Comprised of 11 strategically organized entities that specialize in energy-focused services throughout North America, PLH Group created a comprehensive, industry-leading power line services team. These services range from electric power infrastructure and distribution services to storm restoration and airborne power line services. But why is the expert power line work that PLH Group companies perform so significant to the energy climate of our country?
Most residents of the United States wake up each morning in a warm house and welcome the day with television, technology, and, of course, hot coffee. Breakfast is made with food from a cold refrigerator, and lights guide the way through dark mornings. All of these tasks require the use of electricity. But did you know that 840 million people around the world (1 out of 7 people) do not have access to electricity?
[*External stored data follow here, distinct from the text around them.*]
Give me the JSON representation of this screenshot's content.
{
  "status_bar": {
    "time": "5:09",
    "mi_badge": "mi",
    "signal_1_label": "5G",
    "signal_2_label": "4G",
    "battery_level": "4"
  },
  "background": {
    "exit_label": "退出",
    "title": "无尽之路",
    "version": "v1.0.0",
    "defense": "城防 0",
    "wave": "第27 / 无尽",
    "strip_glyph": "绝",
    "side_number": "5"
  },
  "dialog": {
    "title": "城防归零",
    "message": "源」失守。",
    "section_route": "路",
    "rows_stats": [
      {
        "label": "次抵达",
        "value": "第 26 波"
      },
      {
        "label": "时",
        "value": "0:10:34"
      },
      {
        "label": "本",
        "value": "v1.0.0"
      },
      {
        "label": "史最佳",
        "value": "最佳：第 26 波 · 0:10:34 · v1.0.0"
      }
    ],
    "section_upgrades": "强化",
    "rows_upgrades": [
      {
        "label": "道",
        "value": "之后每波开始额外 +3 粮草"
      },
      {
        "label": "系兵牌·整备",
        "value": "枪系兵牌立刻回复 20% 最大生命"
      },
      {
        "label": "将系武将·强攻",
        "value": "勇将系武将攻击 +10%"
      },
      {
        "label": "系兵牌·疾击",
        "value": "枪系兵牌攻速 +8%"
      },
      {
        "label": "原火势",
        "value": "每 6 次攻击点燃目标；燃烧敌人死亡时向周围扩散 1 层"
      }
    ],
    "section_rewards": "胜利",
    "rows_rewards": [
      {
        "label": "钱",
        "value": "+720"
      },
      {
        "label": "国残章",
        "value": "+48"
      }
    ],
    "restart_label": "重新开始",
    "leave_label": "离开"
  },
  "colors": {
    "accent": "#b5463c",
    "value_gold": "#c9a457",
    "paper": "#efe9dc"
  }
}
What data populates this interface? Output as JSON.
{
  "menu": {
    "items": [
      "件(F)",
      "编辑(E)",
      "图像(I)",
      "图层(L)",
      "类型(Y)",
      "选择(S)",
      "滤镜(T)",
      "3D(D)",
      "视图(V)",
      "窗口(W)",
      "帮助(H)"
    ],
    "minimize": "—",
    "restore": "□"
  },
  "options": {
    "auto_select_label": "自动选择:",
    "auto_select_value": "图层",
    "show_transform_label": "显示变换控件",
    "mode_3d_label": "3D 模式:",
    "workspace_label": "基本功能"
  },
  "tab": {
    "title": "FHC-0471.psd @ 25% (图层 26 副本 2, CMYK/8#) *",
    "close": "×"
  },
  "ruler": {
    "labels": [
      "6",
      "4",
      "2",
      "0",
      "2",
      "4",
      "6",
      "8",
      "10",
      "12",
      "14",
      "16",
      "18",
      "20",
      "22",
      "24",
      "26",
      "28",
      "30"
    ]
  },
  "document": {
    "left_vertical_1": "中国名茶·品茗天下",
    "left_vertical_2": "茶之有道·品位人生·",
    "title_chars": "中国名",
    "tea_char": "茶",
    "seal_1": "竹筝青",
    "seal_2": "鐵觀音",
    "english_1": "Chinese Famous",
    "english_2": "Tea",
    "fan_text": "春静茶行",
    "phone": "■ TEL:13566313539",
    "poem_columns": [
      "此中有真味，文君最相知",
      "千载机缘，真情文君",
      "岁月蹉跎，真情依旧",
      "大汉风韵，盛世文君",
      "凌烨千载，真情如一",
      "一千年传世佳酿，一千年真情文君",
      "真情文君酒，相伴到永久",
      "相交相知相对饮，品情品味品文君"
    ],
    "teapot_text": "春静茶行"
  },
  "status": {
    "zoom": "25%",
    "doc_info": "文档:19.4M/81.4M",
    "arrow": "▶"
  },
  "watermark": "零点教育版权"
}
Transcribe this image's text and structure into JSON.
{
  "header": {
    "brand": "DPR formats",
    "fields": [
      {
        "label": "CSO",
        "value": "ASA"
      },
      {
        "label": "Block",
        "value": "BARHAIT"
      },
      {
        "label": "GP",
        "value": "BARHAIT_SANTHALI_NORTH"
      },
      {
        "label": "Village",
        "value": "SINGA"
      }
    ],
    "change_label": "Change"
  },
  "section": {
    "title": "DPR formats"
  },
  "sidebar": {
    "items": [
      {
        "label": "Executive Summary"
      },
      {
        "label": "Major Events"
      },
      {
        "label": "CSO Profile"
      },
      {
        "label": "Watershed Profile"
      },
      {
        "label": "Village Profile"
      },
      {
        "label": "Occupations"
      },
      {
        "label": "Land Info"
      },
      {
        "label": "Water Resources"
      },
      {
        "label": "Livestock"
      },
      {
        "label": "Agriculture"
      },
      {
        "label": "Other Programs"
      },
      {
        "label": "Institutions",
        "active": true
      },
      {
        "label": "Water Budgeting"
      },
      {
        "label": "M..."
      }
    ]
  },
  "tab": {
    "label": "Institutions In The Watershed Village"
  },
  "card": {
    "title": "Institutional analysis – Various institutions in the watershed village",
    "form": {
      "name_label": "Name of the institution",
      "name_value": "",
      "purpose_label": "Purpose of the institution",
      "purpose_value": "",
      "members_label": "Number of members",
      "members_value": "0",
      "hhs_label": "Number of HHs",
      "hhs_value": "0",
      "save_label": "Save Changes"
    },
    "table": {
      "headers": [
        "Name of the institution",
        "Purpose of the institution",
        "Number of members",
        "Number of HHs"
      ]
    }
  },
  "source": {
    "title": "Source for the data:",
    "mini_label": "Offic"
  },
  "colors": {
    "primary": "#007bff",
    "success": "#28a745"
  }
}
Reliable access to electricity is often taken for granted unless it is not available or unaccessible. Many crucial steps need to successfully occur before power reaches consumers.
First, energy sources are generated into electricity at a power plant. According to the U.S. Energy Information Administration (EIA), about 64% of U.S. electricity generation in 2018 came from fossil fuels, which includes coal, natural gas, and petroleum. 19% of generation is from nuclear energy, and the remaining 17% comes from renewable energy sources.
Once electricity is generated, it begins its journey through the grid, which is comprised of substations, transformers, and power lines. The grid is essentially the path the electricity takes from the generation plant to the consumer. After leaving the generation plant, high voltage power is moved long distances through transmission lines. Once arriving at its predetermined destination, transformers reduce the power’s voltage to ensure safety. The electricity then moves through distribution lines before becoming available for consumer use.
Providing reliability in electricity is another complex aspect of power transmission. The current energy grid concept used in the United States today was formed after World War II. Prior to WWII, more than 4,000 electric utilities operated independently from each other. However, due to the increased demand for electricity after the war, companies connected their transmission systems, making the power’s journey more efficient and cost effective.
Today, there are only three primary interconnections throughout the country– Eastern Interconnection, Western Interconnection, and Electric Reliability Council of Texas (ERCOT). Within each of these are local electricity grids that are responsible for safely getting electricity to consumers. By providing not only multiple generation points, but also various routes for the flow of power, the U.S. energy grid system provides reliability to consumers.
“What makes going to work every day so rewarding for me is the evident impact of our organization’s work on the performance and progress of our country,” said Johnny Priest, Electric Segment Executive Vice President. “As an integral part of the country’s electricity transmission process, we power the great minds who change the course of history with new technological advancements that have enabled deaf children to hear, family members to see each other in real-time on opposite ends of the world, and may someday even send the first person to Mars. That is work I believe in!”